À ce jour, ces avantages environnementaux sont propres à chaque lieu; de plus, de nombreuses solutions en sont encore aux premiers stades de leur développement et de leur commercialisation. D’autres travaux de recherche, y compris des essais, sont donc nécessaires. Si les décideurs publics et les producteurs sont tout à fait conscients des avantages associés à ces technologies, l’investissement dans le développement de celles-ci devrait prendre de l’ampleur. Le passage à une énergie renouvelable est également essentiel et peut ouvrir de nouvelles perspectives d’automatisation motorisée, en particulier dans les zones rurales reculées, mais, là encore, des travaux de recherche sont nécessaires pour étudier quelles solutions d’énergie renouvelable hors réseau sont les plus à même d’alimenter efficacement les différents types de machines.

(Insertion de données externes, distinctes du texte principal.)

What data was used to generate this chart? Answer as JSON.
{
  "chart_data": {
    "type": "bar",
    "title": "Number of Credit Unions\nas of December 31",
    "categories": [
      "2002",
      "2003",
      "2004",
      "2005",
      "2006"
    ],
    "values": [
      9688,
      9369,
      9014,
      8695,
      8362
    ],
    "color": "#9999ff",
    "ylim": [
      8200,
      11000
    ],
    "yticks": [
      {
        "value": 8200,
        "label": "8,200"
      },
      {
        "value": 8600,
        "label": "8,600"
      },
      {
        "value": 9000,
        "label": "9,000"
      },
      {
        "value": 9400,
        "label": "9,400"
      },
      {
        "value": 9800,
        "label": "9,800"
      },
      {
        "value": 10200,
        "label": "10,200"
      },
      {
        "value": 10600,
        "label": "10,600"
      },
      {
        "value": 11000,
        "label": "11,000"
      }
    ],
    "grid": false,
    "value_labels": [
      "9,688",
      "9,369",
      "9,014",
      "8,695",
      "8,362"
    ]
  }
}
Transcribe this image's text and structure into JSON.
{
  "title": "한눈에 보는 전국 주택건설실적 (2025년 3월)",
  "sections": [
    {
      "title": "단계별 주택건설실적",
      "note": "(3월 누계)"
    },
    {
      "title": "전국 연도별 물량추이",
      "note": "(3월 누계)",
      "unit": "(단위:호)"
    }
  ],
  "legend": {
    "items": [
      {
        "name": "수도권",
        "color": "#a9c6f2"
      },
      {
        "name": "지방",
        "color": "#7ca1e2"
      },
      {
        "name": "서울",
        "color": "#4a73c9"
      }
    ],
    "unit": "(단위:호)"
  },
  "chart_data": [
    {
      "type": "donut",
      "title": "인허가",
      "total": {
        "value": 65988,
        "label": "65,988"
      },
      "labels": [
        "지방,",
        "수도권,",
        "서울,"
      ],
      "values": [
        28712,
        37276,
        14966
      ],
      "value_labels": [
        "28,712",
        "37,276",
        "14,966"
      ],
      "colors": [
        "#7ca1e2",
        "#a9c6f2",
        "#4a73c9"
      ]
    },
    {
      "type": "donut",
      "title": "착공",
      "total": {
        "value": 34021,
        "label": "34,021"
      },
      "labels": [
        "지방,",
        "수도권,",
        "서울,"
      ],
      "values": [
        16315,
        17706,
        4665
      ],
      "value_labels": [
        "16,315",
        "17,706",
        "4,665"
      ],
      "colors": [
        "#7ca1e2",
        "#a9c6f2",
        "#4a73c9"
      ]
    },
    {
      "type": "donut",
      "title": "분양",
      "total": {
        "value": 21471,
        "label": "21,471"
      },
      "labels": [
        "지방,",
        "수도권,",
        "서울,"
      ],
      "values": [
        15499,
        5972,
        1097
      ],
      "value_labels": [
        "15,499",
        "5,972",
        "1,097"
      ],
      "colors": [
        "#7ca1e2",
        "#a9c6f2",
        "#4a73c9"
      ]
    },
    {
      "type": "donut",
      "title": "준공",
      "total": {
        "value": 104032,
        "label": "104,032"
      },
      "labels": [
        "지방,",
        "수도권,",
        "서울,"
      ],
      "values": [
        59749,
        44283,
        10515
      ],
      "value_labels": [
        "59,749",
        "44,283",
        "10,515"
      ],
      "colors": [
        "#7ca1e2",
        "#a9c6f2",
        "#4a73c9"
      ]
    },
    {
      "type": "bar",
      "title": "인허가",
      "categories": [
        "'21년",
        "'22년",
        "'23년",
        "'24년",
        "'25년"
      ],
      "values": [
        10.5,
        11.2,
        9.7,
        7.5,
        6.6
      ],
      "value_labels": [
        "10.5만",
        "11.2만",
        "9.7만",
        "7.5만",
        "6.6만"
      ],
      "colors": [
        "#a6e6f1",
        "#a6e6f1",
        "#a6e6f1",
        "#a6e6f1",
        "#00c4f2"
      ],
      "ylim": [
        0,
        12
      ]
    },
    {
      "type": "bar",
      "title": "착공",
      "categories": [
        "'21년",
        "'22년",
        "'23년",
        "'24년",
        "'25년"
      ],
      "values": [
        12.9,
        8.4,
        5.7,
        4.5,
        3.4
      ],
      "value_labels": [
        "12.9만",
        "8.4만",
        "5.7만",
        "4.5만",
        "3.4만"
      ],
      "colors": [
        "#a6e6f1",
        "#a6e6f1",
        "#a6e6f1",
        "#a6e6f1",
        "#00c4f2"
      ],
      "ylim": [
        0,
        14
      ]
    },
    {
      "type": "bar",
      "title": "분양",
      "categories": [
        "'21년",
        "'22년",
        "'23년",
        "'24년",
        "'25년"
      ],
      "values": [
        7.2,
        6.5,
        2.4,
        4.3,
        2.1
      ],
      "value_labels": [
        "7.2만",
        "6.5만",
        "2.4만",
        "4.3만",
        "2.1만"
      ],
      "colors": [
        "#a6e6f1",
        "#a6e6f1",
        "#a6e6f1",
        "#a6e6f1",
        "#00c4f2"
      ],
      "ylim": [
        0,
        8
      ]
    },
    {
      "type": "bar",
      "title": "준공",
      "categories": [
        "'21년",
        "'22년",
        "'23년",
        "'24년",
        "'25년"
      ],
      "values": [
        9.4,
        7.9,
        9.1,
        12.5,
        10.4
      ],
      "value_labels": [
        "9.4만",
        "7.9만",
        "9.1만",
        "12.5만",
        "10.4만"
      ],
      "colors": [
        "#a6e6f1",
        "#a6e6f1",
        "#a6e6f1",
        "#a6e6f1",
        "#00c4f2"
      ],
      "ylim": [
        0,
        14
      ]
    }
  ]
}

L’AUTOMATISATION DE L’AGRICULTURE A DES CONSÉQUENCES COMPLEXES SUR LES TRAVAILLEURS AGRICOLES ET PEUT AUSSI PROFITER AUX CONSOMMATEURS

Mesurer les conséquences globales de l’automatisation de l’agriculture sur l’emploi est extrêmement difficile car il faut de grandes quantités de données pour suivre toutes les transformations, ainsi que les réaffectations de travailleurs qui y sont associées, non seulement sur l’exploitation, mais aussi en amont et en aval de celle-ci. À mesure que la transformation de l’agriculture s’opère, certains quittent ce secteur pour chercher un emploi mieux rémunéré et la part des personnes employées dans l’agriculture baisse. Ce processus remodèle l’offre et la demande de main-d’œuvre dans l’ensemble des systèmes agroalimentaires. Lorsque tous les pôles des systèmes agroalimentaires se transforment simultanément, il est presque impossible d’imputer les effets observés sur le marché du travail et les effets socioéconomiques à des cas précis d’automatisation de l’agriculture.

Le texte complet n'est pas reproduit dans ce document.